Ke laut aje gih. Iiihh.. suka suka dong.. :p. Itu adalah alasan yang paling
krusial bagi saya.
Namun, acapkali
saya berfikir. Bahwa saya harus segera berpindah dari ketakutan yang sebetulnya
hanya sebuah sugesti negatif ketimbang optimisme pada sebuah efek kesenangan
batiniah yang akan di dapatkan. Acapkali pula, saya sering teringat dengan usia
saya yang cukup muda (?) untuk menjadi seorang pendonor darah. Lalu, tetiba
saya tersentak pada pernyataan seperti ini “masa kalah sama jarum yang gedenya
aja gak ada se-kelingking. Inget.. “setetes darah, menyelamatkan nyawa”. Nah,
jebret banget kan ya?
Pernyataan inilah
yang berhasil menampar-nampar saya. Saya rasa sangat perlu berterimakasih pada
nona markumil(?) atas keberhasilannya melakukan kontemplasi yang
menyayat-nyayat.
“Sombong
banget saya, menampik sebuah kenyataan dalam hidup, bahwa sejatinya, saya
adalah manusia yang masuk ke dalam klasifikasi orang dengan kriteria “lolos
menjadi pendonor”. Secara gitu ya, usia? Udah ah.. gak usah di bahas.. berat
badan?

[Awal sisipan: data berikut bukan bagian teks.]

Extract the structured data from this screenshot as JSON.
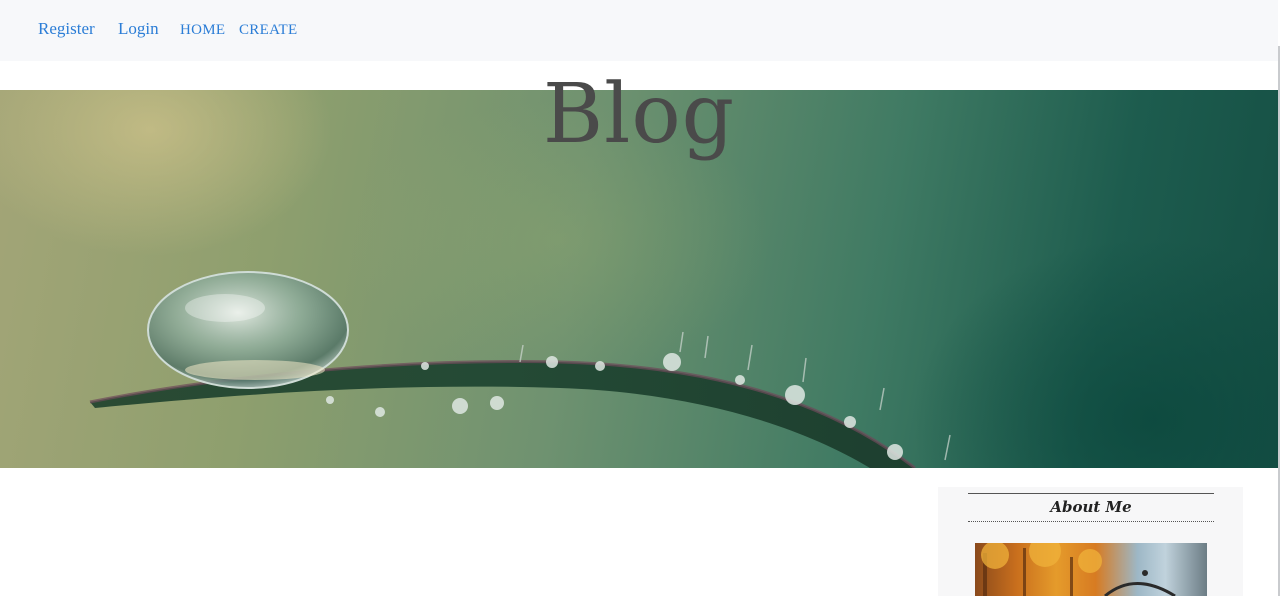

Aduuuhh ini apalagi.. gak perlu tahu! yang jelas lolos banget :p, tensi
darah? insyaAllah selalu on the track..
nah tinggal Hb darah aja yang memang ditakdirkan untuk selalu ababil gitu.”
Padahal
ini adalah ladang amal. Coba deh tengok, banyak yang berkeinginan donor darah,
tapi selalu gatot (gagal total) karena beberapa alasan..
Pertarungan
dengan rasa takut pun di mulai.
25
juni 2014 @superindo..
Saat
tes Hb darah, saya di nyatakan lolos. 12,8. Nyaris pada grade minimal kriteria
yang 12,5. Alhamdulillah.. antara senang, sedih dan takut (ini artinya saya
benar-benar akan menjadi pendonor).
~menunggu
dengan harap2 cemas~
Mulailah
giliran saya untuk diambil darahnya. Konyolnya, saya masih sempat tanya ke ibu perawatnya
“bu, gak sakit kan?” hahaa.. jelaslah, sang ibu perawat tidak memiliki alasan
lain untuk tidak tertawa. Di lain sisi, karena saya memiliki perasaan yang
sensitif dan tidak tegaan, maka sangat
wajar jika kemudian saya memalingkan muka agar tidak pada posisi melihat jarum suntik
tersebut dengan tanpa rasa bersalah masuk ke dalam pembuluh vena saya.
Ternyata
Cuma sakit sedikit.. hahaa.. #jebret
Hitungan
detik selanjutnya, saya telah mulai menikmati setiap aliran darah yang masuk ke
dalam kantung 450cc itu. Ya Allah, semoga darah saya bermanfaat. Aamiin. Dan..
taraaa.. tidak lebih dari 20 menit, kantung itu sudah terisi penuh oleh darah
saya. Serius? *masih gak percaya* Karena penasaran, saya pegang-pegang itu
kantung dan selang darahnya.. ternyata saya tidak sedang bermimpi. hehehe :p
#pliiss_deh
Setelah
serangkaian prosesi pengambilan darah selesai, duduklah saya dengan perasaan
senang dan juga perasaan (masih) gak percaya. Kemudian saya minum untuk
mengurangi ketegangan selama prosesi tadi. Selain itu, saya juga berusaha mengumpulkan
sebanyak mungkin energi untuk pulang. Dan tetiba.. saya pingsan *gak k.e.c.e
banget*.
Yaah..
dasarnya nenek-nenek. Maklum, the first
time, dan saya tidak mempersiapkan diri untuk minum air putih yang banyak
sebelum donor darah.
Begitu
aja sii.. ini pengalaman mengesankan bagi saya.
Akhirnya,
saya bisa donor. Horeeee.. berikan aplause..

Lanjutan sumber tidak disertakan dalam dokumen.